Эмиль конечно был худым, но от порога смерти находился далековато. Он был танцором, и это угадывалось даже в том, как он надевал толстое зимнее пальто или как двигался. А хореограф его труппы был обласкан правительством, и нужды они не знали. Эмиль наклонился к официантке и сделал дорогой заказ. Он говорил по-немецки с сильным акцентом, который Юри никак не мог идентифицировать с точки зрения географии.
— Кстати, Вы не выглядите так, словно у Вас всё хорошо, — Эмиль уже держал сигарету между губами и протягивал Юри другую через стол. Он принял ее с благодарностью, прикурив от зажигалки Эмиля. Может, табак помог бы привести нервы в порядок.
— Надеюсь, у Вас-то всё хорошо? — вежливо спросил Юри.
— О, Вы знаете, завален делами. У нас новое шоу, дебютируем в следующем месяце на Пасху, поэтому сейчас сплошные репетиции. Шоу полностью посвящено славе немецких побед, — грусть, глубокая и неприкрытая, прошла тенью по лицу Эмиля, прежде чем он взял себя в руки. — Я надеюсь, что Ваши танцы с чернилами и бумагой тоже ладятся, герр Юри.
— Каждый день почти одно и то же.
Кроме того дня, когда Юри решил усугубить свои ошибки, подслушивая советских разведчиков. Он глубоко вдохнул дым и откинулся на спинку стула, когда официантка поставила перед ними заказанные кофе и чай.
— Ах, радости простой жизни! — воскликнул Эмиль, а затем залез в карман пальто и достал смятую газету. — Но если Вы готовы отвлечься от этих радостей на минутку, то вот тут есть статья о нашем последнем представлении, если желаете почитать?
Юри забрал газету из его рук; их глаза встретились.

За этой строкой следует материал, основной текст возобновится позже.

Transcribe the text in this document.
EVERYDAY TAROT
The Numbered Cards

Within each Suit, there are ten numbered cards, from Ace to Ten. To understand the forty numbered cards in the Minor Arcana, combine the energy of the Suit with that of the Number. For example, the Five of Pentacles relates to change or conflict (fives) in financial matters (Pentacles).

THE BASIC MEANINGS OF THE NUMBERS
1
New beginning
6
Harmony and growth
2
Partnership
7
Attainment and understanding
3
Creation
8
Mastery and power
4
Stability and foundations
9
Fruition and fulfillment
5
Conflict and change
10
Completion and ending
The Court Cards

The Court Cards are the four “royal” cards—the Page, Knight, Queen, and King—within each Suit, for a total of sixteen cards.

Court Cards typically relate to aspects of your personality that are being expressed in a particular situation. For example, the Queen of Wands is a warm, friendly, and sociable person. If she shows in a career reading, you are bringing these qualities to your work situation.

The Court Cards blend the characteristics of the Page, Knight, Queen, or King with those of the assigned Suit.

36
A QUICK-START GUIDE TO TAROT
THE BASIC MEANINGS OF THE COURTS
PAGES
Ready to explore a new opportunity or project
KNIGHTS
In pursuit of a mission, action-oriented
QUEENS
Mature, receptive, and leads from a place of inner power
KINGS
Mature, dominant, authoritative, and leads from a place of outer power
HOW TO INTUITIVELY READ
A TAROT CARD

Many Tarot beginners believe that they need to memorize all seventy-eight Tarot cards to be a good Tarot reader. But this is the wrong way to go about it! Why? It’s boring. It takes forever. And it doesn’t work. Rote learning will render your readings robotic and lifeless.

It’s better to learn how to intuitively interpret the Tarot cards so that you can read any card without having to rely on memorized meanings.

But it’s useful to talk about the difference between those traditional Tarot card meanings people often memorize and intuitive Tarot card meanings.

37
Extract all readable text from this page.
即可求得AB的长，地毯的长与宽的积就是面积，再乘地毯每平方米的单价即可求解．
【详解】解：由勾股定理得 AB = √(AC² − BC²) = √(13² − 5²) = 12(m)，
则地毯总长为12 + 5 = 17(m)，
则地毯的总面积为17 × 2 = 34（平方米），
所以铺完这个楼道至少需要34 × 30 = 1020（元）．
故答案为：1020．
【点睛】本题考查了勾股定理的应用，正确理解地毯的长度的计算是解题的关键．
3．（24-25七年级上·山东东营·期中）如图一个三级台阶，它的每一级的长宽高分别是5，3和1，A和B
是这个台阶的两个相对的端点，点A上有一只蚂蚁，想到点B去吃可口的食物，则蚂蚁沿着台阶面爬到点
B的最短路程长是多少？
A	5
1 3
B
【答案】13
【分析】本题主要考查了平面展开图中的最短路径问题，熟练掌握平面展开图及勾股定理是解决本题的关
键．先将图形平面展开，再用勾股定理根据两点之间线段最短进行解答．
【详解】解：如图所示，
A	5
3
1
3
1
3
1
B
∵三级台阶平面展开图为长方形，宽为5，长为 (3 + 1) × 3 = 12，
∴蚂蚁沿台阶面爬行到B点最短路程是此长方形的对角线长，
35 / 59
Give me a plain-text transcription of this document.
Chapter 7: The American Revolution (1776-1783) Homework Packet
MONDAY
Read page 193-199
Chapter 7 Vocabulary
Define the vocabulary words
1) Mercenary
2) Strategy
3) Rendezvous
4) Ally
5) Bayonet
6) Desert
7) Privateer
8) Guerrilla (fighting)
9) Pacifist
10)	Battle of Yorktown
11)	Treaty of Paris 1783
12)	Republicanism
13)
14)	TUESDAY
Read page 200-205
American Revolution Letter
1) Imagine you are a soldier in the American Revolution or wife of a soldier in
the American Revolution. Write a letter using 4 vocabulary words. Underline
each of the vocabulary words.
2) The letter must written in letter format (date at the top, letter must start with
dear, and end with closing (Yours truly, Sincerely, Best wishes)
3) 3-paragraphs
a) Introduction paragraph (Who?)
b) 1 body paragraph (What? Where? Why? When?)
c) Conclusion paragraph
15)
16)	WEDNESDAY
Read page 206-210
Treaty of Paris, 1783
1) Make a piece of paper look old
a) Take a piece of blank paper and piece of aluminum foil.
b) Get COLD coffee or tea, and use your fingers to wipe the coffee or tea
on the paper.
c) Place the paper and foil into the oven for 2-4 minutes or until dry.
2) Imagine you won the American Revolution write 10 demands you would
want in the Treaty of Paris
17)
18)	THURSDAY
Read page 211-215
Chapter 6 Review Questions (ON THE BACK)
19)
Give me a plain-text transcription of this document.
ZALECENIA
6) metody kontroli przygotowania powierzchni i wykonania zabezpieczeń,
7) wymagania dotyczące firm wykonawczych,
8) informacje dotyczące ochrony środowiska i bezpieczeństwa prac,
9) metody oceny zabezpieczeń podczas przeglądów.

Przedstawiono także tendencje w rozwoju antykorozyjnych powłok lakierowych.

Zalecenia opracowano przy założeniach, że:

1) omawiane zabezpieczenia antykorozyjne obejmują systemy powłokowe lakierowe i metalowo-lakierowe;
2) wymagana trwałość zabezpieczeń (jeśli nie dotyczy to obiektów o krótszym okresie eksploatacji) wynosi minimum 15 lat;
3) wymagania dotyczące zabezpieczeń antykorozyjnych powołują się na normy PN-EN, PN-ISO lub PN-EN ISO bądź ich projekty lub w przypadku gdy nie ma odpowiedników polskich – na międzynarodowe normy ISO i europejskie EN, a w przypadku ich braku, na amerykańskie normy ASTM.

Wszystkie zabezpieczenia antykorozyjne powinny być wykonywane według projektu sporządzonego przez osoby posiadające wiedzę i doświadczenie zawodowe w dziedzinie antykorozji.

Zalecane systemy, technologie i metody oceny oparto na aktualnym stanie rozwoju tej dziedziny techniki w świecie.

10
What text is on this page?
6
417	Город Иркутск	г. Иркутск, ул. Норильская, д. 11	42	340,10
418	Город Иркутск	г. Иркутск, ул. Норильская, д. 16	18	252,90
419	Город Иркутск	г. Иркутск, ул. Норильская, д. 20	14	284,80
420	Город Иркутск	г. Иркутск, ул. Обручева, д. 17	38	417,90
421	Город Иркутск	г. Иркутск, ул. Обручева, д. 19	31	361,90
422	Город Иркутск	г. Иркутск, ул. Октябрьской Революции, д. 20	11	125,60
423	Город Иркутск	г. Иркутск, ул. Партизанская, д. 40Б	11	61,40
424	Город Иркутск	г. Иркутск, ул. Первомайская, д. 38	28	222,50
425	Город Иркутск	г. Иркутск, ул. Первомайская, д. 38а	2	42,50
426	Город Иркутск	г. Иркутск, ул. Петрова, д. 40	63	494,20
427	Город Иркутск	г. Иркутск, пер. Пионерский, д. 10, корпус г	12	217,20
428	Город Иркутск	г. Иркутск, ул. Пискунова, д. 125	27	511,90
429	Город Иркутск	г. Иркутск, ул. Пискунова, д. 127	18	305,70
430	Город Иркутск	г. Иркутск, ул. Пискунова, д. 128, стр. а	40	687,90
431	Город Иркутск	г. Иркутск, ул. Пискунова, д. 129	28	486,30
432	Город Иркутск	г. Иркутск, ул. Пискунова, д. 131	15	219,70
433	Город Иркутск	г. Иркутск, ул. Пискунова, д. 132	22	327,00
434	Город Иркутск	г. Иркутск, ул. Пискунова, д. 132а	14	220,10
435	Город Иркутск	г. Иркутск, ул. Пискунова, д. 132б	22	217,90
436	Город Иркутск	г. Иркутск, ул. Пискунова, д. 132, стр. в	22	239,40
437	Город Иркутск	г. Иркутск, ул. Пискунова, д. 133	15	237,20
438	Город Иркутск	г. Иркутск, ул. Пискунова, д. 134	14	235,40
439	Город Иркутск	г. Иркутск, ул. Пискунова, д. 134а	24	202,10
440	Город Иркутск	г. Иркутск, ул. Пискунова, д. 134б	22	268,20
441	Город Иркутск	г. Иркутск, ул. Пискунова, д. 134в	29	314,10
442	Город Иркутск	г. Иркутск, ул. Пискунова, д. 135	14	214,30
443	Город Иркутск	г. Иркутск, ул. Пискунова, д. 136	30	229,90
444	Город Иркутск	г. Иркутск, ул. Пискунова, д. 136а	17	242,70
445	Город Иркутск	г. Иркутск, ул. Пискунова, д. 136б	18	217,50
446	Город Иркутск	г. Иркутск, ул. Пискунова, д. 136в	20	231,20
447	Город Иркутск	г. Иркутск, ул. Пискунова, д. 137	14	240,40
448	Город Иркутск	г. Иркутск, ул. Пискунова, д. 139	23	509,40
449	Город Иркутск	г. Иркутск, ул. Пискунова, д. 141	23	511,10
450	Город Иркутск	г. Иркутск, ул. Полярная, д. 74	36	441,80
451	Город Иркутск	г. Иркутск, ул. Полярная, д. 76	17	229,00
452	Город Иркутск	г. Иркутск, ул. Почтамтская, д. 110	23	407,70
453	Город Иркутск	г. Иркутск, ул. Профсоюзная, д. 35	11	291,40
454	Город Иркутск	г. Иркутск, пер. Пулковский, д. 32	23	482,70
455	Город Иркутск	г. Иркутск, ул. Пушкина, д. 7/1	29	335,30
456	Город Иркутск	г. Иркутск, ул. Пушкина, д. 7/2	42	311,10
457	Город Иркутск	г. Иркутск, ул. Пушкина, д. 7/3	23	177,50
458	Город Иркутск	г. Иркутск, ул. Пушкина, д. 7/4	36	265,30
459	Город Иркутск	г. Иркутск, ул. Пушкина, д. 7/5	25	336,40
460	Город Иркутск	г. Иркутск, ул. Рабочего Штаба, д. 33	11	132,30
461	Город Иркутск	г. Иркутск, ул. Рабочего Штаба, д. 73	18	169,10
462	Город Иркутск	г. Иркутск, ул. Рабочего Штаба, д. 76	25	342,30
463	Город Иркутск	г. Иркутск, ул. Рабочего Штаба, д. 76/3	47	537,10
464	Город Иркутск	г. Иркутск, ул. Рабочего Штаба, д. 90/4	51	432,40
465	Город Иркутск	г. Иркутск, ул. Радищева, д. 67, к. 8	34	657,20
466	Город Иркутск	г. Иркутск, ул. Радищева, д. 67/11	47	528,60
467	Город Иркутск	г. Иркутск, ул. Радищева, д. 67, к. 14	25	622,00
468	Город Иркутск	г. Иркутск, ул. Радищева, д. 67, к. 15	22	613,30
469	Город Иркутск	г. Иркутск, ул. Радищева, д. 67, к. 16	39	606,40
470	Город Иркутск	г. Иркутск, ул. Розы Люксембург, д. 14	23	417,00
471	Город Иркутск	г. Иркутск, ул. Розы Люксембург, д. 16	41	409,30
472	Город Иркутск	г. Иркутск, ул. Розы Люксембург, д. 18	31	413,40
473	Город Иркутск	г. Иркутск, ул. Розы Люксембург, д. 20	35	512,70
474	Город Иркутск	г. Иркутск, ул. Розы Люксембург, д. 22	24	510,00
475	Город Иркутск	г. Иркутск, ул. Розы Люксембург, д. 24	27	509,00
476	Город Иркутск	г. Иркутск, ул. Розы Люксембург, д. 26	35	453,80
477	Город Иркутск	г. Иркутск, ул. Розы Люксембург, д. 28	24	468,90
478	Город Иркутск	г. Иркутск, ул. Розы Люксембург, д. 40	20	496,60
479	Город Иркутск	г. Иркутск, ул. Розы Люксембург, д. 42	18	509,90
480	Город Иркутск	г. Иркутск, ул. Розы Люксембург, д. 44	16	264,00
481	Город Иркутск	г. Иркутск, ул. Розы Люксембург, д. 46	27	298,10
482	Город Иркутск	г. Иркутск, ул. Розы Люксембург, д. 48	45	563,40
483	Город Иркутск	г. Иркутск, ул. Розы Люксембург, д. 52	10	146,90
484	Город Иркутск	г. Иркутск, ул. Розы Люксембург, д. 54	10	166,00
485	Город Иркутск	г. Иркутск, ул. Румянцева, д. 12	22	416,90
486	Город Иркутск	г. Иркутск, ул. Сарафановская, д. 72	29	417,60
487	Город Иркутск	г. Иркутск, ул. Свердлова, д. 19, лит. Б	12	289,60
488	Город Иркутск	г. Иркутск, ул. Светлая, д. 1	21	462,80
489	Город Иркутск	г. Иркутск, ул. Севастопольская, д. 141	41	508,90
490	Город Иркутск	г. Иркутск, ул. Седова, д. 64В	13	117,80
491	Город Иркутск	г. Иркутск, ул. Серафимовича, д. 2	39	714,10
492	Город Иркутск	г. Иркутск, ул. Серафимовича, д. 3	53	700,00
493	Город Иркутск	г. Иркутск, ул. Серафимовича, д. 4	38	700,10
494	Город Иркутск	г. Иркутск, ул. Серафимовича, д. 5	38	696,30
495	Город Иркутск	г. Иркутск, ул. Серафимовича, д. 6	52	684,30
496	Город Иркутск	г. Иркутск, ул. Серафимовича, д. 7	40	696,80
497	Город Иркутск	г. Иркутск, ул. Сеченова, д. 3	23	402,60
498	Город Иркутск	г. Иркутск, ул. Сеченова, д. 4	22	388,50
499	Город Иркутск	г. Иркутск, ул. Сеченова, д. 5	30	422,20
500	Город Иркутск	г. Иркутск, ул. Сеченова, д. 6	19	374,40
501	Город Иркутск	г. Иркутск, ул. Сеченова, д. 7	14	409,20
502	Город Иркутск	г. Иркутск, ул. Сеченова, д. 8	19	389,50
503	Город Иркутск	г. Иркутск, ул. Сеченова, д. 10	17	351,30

Они не были друзьями, определенно — он не знал даже фамилии Эмиля и не собирался ее выяснять — но у них был другой вид товарищества.
— С большим удовольствием почитаю позже, — ответил он и убрал газету в сумку. — Знаете, я вспоминал Вашего старого хореографа. Давненько ничего о ней не слышал.
***
Виктор ожидал встречи с полковником Накамурой менее получаса, а Кацуки курил уже третью сигарету. Казалось, что его заменили каким-то автоматом, который работал от дыма и неловкого молчания. Если так, то это было прекрасное подобие настоящего Кацуки — столь же красивое, как и оригинал.
Возможно, единственным преимуществом службы в Германии было то, что в большинстве случаев, стоило Виктору повстречать симпатичного мужчину, он мог очень быстро заглушить влечение, напомнив себе, что объект его потенциальных чувств почти наверняка являлся нацистом. И даже если бы ему удалось найти человека, который не был бы ни фашистом, ни пособником, наличие любовника резко поставило бы под угрозу эффективность его притворства. Японцы, возможно, не являлись фашистами как таковыми, но они были рабами императорского режима, столь же угнетающего, как и правление русских царей.
И все же Кацуки казался иным. Виктор впервые почувствовал это в тот момент, когда они встретились на каком-то нудном мероприятии летом 1940 года с целью краткого знакомства. Кацуки хорошо держал себя на публике, но в его глубоких карих глазах таился огонь, что-то красивое, страстное и необыкновенное, и Виктор тут же был очарован. Он понял, что Кацуки тоже играет роль; если он не был гомосексуалистом, Виктор купил и съел бы целый магазин шляп. Вероятно, ему следовало избегать флирта с молодым человеком, но то, что Кацуки упорно чуждался того, кого считал нацистом, делало его только лучше в глазах Виктора.